An appeal at the eleventh hour

It’s that time of year again.

Oh, you thought I meant the election?

Well, yes. But it’s also around about the time of year I end up in hospital for a 14 day course of intravenous antibiotics to treat the underlying and continuous infection in my lungs.

By Cystic Fibrosis standards this is nothing; it’s a walk in the park. I’m reminded of this every time I meet my fellow patients in hospital.

I was also in hospital during the Brexit vote last year (and yes, I escaped to go back home and vote). It occurred to me that I’ve probably been in hospital for two of the most significant political decisions in a generation.

Despite voting remain, I understand valid political arguments for leaving the EU. But when I woke up in my squeaky hospital bed on June 24th 2016, I felt nothing but shame and sadness.  Every single nurse who came to see me that day was an EU citizen: Spanish, Polish, Portuguese and one Italian. The NHS – the 5th biggest employer in the world – could not survive without them, and they were made to feel unwelcome in this country.

This year, there is a much more complex decision to be made, in the sense that there is no simple YES or NO to tick on a ballot box.

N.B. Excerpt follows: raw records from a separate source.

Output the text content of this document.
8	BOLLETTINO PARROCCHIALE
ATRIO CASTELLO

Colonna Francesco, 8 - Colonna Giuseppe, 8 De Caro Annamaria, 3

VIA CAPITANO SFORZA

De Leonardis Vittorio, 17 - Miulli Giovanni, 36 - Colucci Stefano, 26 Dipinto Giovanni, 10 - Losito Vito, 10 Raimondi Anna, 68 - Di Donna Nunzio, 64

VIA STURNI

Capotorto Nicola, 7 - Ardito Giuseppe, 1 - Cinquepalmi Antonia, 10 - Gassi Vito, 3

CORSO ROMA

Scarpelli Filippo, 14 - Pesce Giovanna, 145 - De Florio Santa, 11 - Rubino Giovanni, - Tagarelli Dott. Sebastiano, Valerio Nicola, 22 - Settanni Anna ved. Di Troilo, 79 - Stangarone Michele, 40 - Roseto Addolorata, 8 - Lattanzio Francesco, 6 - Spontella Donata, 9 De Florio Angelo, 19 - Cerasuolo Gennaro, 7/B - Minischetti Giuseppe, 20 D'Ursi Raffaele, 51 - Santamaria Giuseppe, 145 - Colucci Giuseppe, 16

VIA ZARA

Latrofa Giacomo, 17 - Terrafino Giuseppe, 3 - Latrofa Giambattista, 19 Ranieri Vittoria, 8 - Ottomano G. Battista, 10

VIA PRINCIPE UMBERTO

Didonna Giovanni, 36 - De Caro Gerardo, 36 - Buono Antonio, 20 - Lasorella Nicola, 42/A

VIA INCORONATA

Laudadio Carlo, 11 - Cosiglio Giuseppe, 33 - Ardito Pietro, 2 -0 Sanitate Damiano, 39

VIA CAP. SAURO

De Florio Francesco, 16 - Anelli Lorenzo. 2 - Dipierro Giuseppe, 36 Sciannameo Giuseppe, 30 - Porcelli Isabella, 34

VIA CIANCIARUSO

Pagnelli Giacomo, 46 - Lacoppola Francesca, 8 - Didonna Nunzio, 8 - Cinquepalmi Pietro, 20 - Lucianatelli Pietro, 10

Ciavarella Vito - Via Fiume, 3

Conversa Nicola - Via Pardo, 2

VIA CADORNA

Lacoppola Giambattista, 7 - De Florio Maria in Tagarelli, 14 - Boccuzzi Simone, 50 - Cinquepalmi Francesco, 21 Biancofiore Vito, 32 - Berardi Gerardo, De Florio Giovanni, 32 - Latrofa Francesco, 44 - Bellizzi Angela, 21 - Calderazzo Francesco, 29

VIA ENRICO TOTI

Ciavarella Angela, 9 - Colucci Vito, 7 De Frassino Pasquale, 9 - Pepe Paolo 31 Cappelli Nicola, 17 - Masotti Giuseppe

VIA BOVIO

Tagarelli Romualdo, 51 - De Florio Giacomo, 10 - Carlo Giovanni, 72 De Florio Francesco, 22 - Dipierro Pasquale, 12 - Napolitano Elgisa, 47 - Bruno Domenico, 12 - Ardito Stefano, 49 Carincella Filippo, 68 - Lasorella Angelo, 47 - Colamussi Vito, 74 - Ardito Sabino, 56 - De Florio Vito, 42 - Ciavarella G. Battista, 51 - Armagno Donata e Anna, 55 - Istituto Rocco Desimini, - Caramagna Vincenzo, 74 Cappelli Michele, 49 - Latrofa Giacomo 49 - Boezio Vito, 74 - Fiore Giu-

But one issue for me is startlingly straightforward; how much we need our national health service.

Dr Archie Norman was one of the founding members of the Cystic Fibrosis Trust, who passed away earlier this year aged 104. This is what he had to say when discussing the  great milestones of CF treatment in his lifetime. “Last, but not least, was the advent of the National Health Service (NHS) in 1948 – we could prescribe drugs without worrying whether the family could afford them, a matter of immense importance in a persistent long-term disease such as cystic fibrosis.”

There may be many countries in the world that sadly can’t afford a health service such as ours, but we – as the 5th or 9th biggest economy in the world, depending on where you get your statistics- are not one of those countries. And there’s no doubt that the future of the NHS depends on our vote tomorrow.

I wouldn’t be here without it, I am sure. There are 15 million people in the UK classed as having a chronic illness, and for so many of them it is more than a figurative lifeline. We owe so much to the system and the people within it that, despite its flaws, help us live healthier, happier, longer lives.

I won’t argue that any one party has got all the answers at this election. The issues are complex and the solutions expensive, but there is no denying that a continued Tory government will be the end of the NHS.

Please, don’t vote for that. Many of us have a lot to lose.